To prepare for this eventual upturn, offshore drillers must not only survive the next couple of years but also continue to invest in their people and its equipment. This means companies must focus on maintaining liquidity. At Transocean, “we have taken some pretty herculean steps over the course of the last two years to improve the balance sheet and extend our liquidity runway,” Mr Thigpen said. This included raising approximately $3 billion in secured and unsecured bonds to push debt out to the 2022-2024 time frame, as well as removing approximately $1 billion in shipyard obligations. “By the time we get to the end of 2018, we’ve got about $5 billion in liquidity, so we’ve got a lot of firepower to invest in our people and to invest in our assets.”
The company also recognizes that the ability to convert its $10.8 billion backlog into cash requires high revenue efficiency, which is reflected in uptime. “Over the course of the last nine quarters, we have been at or above 95% revenue efficiency,” Mr Thigpen said. “And if you look at just the last four quarters, we’ve been at 99% efficiency, so 99 cents of every dollar of backlog, we’re getting to revenue.”
In terms of asset strategy, Transocean has taken a data-driven approach, in which all 328 floaters in the world, including those under construction, were forced ranked. “We broke them down to 53 categories, and it’s over 17,000 data points that we have gone through and manipulated,” he explained. Key attributes were identified for the company’s two main focus markets – ultra-deepwater and harsh environment – and weightings were assigned to each rig depending on their technical capabilities.

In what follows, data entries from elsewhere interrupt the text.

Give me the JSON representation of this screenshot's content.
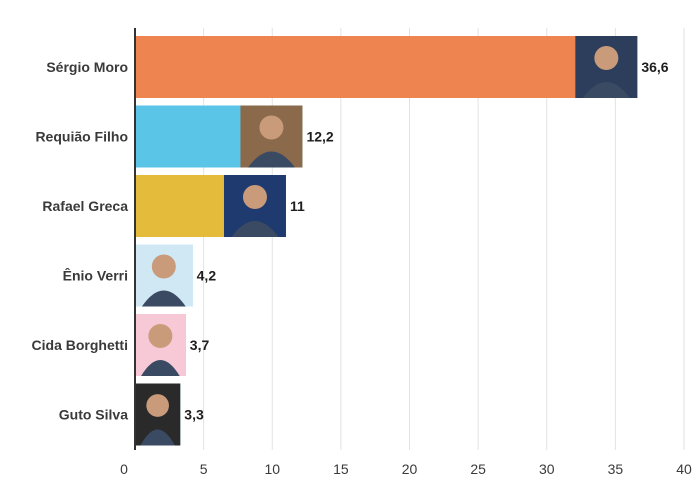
{
  "chart_data": {
    "type": "bar",
    "orientation": "horizontal",
    "categories": [
      "Sérgio Moro",
      "Requião Filho",
      "Rafael Greca",
      "Ênio Verri",
      "Cida Borghetti",
      "Guto Silva"
    ],
    "values": [
      36.6,
      12.2,
      11,
      4.2,
      3.7,
      3.3
    ],
    "value_labels": [
      "36,6",
      "12,2",
      "11",
      "4,2",
      "3,7",
      "3,3"
    ],
    "bar_colors": [
      "#ee8550",
      "#5bc5e8",
      "#e5bb3c",
      "#5bc5e8",
      "#5bc5e8",
      "#5bc5e8"
    ],
    "portrait_colors": [
      "#2c3e5c",
      "#8a6a4a",
      "#1f3a6e",
      "#cfe8f3",
      "#f7c9d6",
      "#2a2a2a"
    ],
    "xlim": [
      0,
      40
    ],
    "xticks": [
      "0",
      "5",
      "10",
      "15",
      "20",
      "25",
      "30",
      "35",
      "40"
    ],
    "grid": true,
    "title": "",
    "xlabel": "",
    "ylabel": ""
  }
}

“Then we took a position and said, in a more normalized environment, how many floaters would the industry really need, given the fact that these new vessels are much more efficient and drilling far more quickly?” For its rigs that fell below that determined number, the company then asked whether they could be marketable in regional niches and whether upgrades could improve their rankings. “If the answer is no, let’s not waste a single dollar stacking that rig. Let’s just scrap it,” Mr Thigpen said. Over the past couple of years, Transocean has announced the recycling of 31 rigs; five to 10 additional units could be retired in the near future.
Crew and equipment reliability have also been focal points for improvement at Transocean. For the latter, the company has zeroed in on subsea equipment, signing long-term performance-based service agreements with GE Oil & Gas and Cameron. “If it cost us X, we want to do a fraction of X,” Mr Thigpen said. “It’s actually true alignment now between the OEM and the drilling contractor to deliver what the customer wants, which is improved uptime.”
Such improvements, in addition to other data-driven initiatives to reduce flat time in the well construction process, are enabling Transocean to participate in innovative contracting models. Mr Thigpen cited as an example Transocean’s contract award by Statoil earlier this year for work on the Aasta Hansteen in Norway. “We were willing to accept a lower dayrate in exchange for performance bonuses, so if we beat AFE, we get bonuses on top of the dayrate. We put a little skin into the game.” Under this agreement, Transocean also assumes responsibility for services outside of the drilling contractor’s traditional scope, such as ROV services and casing running. “I don’t know if this is going to be the new norm in the industry, but I know there needs to be closer collaboration with every member in the value chain in order to continue to drive cost out of offshore.”